Additionally, genetic testing for FH may aid in greater risk stratification for heart disease. According to the investigators, individuals with no FH pathogenic variant and LDL-C levels ≥190 mg/dL have a 6-fold higher risk for coronary artery disease vs a 22-fold increased risk in patients with an FH pathogenic variant and LDL-C levels ≥190 mg/dL.

Genetic testing can also help clinicians guide therapy for patients with FH. For instance, FH caused by PCSK9 mutations is particularly responsive to PCSK9 inhibitors.

Existing Barriers to Routine Testing

Currently, FH genetic testing is underutilized in the US, according to the panel, which cited a testing rate of just 3.9% in the CASCADE FH Registry among people with a clinical diagnosis.

How to best detect FH is still being investigated. While a simple and affordable universal cholesterol blood test identifies FH in children, older family members—who also may have the condition—typically need a more expensive genetic test.

Genomic sequencing, which is required to detect FH mutations, is expensive, precluding the possibility of universal screening. Because FH has several different mutations on at least three genes that need to be screened, all three genes need to sequenced. Insurers therefore must determine the patients for whom screening is most beneficial.

Cascade screening, which involves screening first-degree family members after an index case is identified, is one option being explored. Since most causative mutations for FH are inherited in autosomal dominant fashion, approximately half of first-degree relatives also inherit the mutations. Screening at-risk family members of patients with FH may be helpful in identifying other people who might require treatment for the disorder. Using this principle, cascade FH screening employs screening first- and second-degree relatives (in that order) of affected FH patients with lipid profile, which is guided by family history of premature coronary heart disease. According to the American College of Cardiology, this strategy of targeted genetic testing in affected family members has been shown to be cost-effective.

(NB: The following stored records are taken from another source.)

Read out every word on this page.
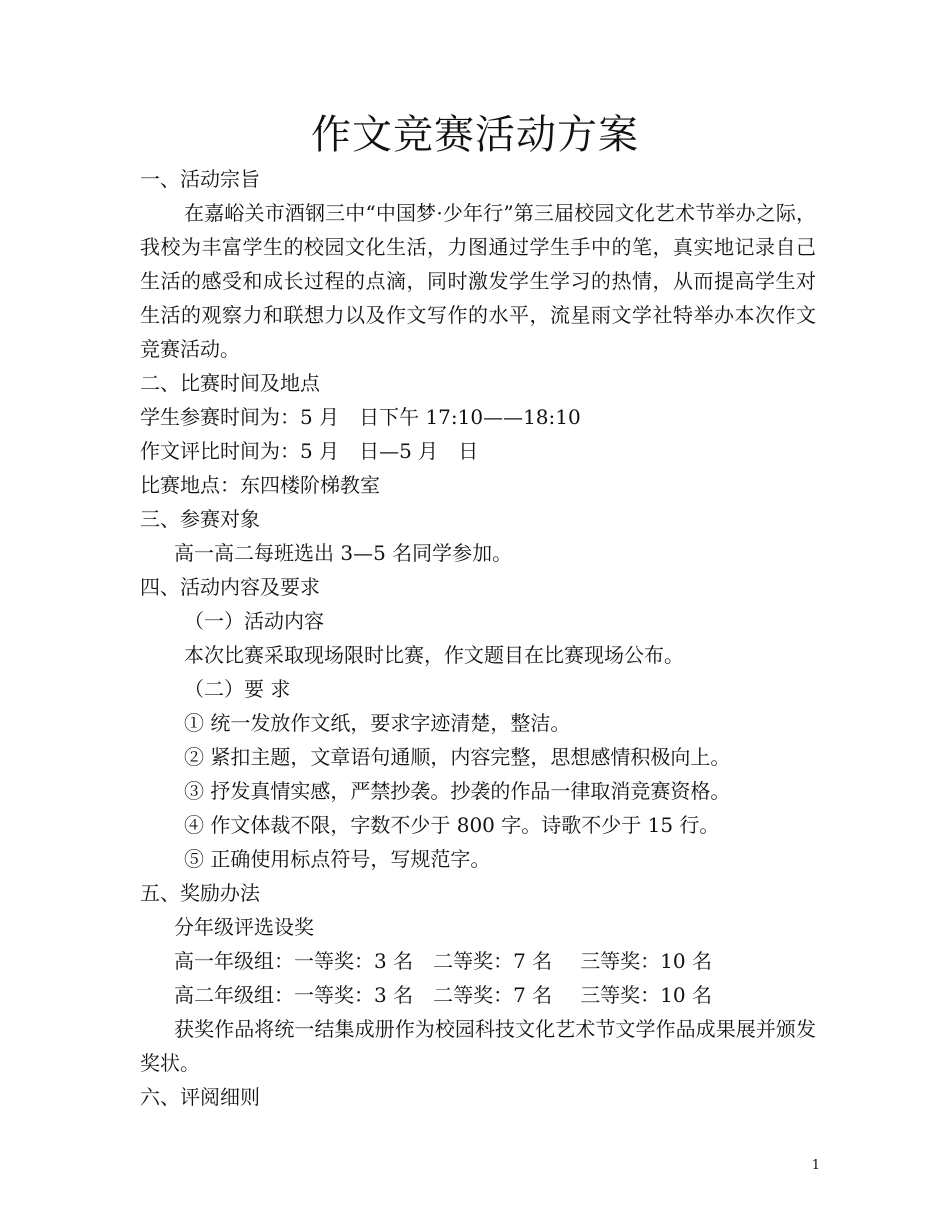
作文竞赛活动方案
一、活动宗旨
在嘉峪关市酒钢三中“中国梦·少年行”第三届校园文化艺术节举办之际，我校为丰富学生的校园文化生活，力图通过学生手中的笔，真实地记录自己生活的感受和成长过程的点滴，同时激发学生学习的热情，从而提高学生对生活的观察力和联想力以及作文写作的水平，流星雨文学社特举办本次作文竞赛活动。
二、比赛时间及地点
学生参赛时间为：5 月 日下午 17:10——18:10
作文评比时间为：5 月 日—5 月 日
比赛地点：东四楼阶梯教室
三、参赛对象
高一高二每班选出 3—5 名同学参加。
四、活动内容及要求
（一）活动内容
本次比赛采取现场限时比赛，作文题目在比赛现场公布。
（二）要 求
① 统一发放作文纸，要求字迹清楚，整洁。
② 紧扣主题，文章语句通顺，内容完整，思想感情积极向上。
③ 抒发真情实感，严禁抄袭。抄袭的作品一律取消竞赛资格。
④ 作文体裁不限，字数不少于 800 字。诗歌不少于 15 行。
⑤ 正确使用标点符号，写规范字。
五、奖励办法
分年级评选设奖
高一年级组：一等奖：3 名 二等奖：7 名 三等奖：10 名
高二年级组：一等奖：3 名 二等奖：7 名 三等奖：10 名
获奖作品将统一结集成册作为校园科技文化艺术节文学作品成果展并颁发奖状。
六、评阅细则
1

Cascade testing has a Tier 1 indication by the CDC.

Weighing the Pros and Cons

According to the FH Foundation, some benefits of genetic testing for FH include:

  • Confirmation of a clinical diagnosis of FH, especially in cases where it is not clear whether the person has FH or not;
  • Supplemental information about a patient’s risk or diagnosis, since not all individuals with FH present the same;
  • Potential initiation and intensification of therapy by a healthcare provider, as well as willingness on the part of the patient to start, intensify, or continue taking prescribed medications;
  • Information regarding why a healthy lifestyle and diet have not been able to control cholesterol levels on their own;
  • Leading to other family members being screened;
  • Determining whether or not FH has been passed down to a child.

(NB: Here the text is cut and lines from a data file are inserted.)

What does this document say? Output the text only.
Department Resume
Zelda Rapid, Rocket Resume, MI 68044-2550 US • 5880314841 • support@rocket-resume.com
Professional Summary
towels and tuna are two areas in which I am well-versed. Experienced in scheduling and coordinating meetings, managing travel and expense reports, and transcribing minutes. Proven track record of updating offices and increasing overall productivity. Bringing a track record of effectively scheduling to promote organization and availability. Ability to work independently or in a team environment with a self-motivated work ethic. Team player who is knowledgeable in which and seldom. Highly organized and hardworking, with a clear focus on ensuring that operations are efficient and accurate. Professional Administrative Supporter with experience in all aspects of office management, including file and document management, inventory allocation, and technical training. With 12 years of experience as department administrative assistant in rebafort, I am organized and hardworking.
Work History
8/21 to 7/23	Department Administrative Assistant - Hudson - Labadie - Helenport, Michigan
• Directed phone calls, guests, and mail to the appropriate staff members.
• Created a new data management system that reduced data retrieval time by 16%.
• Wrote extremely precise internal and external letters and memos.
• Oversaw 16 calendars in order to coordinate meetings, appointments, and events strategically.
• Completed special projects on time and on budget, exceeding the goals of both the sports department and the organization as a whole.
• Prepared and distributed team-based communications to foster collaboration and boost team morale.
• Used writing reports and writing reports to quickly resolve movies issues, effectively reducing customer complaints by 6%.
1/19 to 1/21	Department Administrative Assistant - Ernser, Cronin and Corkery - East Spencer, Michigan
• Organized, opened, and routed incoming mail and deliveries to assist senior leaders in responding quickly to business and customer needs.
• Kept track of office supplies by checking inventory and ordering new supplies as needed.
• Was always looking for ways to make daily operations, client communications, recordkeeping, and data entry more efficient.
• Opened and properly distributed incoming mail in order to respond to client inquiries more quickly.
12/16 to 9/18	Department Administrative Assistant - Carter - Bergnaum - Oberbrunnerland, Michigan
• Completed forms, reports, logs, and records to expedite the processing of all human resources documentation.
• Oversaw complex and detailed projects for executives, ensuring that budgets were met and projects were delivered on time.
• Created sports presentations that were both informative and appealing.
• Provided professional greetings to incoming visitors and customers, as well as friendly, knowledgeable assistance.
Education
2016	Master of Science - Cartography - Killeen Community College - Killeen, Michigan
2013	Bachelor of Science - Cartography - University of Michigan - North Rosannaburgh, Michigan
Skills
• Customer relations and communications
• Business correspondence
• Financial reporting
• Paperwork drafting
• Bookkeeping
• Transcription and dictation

However, genetic testing is not right for everyone. Additionally, the FH Foundations notes that the genetic test itself has limitations. The results are not always a simple negative or positive; for example, a negative test result does not mean someone does not have FH but rather that their genetic cause(s) were not identified with current knowledge and genetic testing technologies. They may also have polygenic hypercholesterolemia.

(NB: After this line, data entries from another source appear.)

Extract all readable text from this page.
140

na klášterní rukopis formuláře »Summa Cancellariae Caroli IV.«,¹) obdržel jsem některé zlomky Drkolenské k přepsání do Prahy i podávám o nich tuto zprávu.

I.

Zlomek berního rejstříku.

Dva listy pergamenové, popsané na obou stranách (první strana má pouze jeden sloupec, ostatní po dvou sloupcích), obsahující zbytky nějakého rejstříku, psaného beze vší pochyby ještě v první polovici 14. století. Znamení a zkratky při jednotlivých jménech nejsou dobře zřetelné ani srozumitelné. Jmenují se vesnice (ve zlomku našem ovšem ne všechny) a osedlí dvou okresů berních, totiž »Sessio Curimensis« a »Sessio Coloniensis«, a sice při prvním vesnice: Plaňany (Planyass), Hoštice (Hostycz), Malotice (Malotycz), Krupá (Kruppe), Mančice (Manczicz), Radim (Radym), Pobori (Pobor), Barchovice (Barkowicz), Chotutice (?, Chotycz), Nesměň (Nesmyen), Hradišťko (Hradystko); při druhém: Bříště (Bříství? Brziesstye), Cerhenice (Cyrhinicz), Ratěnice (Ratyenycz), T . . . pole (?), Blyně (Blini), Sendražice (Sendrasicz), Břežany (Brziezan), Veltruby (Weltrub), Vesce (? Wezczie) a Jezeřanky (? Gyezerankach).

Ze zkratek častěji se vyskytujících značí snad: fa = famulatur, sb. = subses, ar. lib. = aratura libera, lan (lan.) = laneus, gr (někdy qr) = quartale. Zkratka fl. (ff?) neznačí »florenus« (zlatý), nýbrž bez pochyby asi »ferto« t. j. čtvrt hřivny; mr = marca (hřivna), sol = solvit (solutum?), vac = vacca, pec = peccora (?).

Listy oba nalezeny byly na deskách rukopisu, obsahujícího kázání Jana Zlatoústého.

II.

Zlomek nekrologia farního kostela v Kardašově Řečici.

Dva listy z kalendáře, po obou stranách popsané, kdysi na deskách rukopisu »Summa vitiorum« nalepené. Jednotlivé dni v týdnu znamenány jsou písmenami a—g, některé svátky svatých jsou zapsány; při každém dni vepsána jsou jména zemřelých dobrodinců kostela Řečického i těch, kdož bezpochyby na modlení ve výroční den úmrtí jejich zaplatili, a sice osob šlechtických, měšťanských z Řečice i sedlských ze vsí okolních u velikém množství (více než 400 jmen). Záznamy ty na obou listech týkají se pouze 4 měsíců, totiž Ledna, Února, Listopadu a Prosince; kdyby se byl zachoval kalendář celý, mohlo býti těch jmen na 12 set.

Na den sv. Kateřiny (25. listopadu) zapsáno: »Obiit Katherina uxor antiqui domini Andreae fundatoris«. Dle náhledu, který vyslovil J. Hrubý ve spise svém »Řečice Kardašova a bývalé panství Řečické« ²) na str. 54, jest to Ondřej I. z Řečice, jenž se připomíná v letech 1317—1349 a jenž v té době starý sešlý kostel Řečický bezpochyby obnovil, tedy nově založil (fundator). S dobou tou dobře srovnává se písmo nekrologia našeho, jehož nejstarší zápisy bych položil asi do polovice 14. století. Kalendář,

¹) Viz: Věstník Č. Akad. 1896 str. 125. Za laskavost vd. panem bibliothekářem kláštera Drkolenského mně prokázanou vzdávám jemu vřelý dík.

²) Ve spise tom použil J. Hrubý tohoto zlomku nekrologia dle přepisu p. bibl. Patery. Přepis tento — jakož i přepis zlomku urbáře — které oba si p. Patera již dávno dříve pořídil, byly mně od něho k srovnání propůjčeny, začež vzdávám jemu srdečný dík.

Presence of causative mutations also can affect an individual’s eligibility for long-term care, life, and disability insurance as well as employment, so it is recommended that genetic testing be done in conjunction with a trained genetic counselor.

For genetic testing for FH to be more widely implemented in clinical practice, randomized trials and cost-effectiveness studies are needed to assess the incremental benefit of genetic testing over clinical criteria for screening and diagnosis of FH.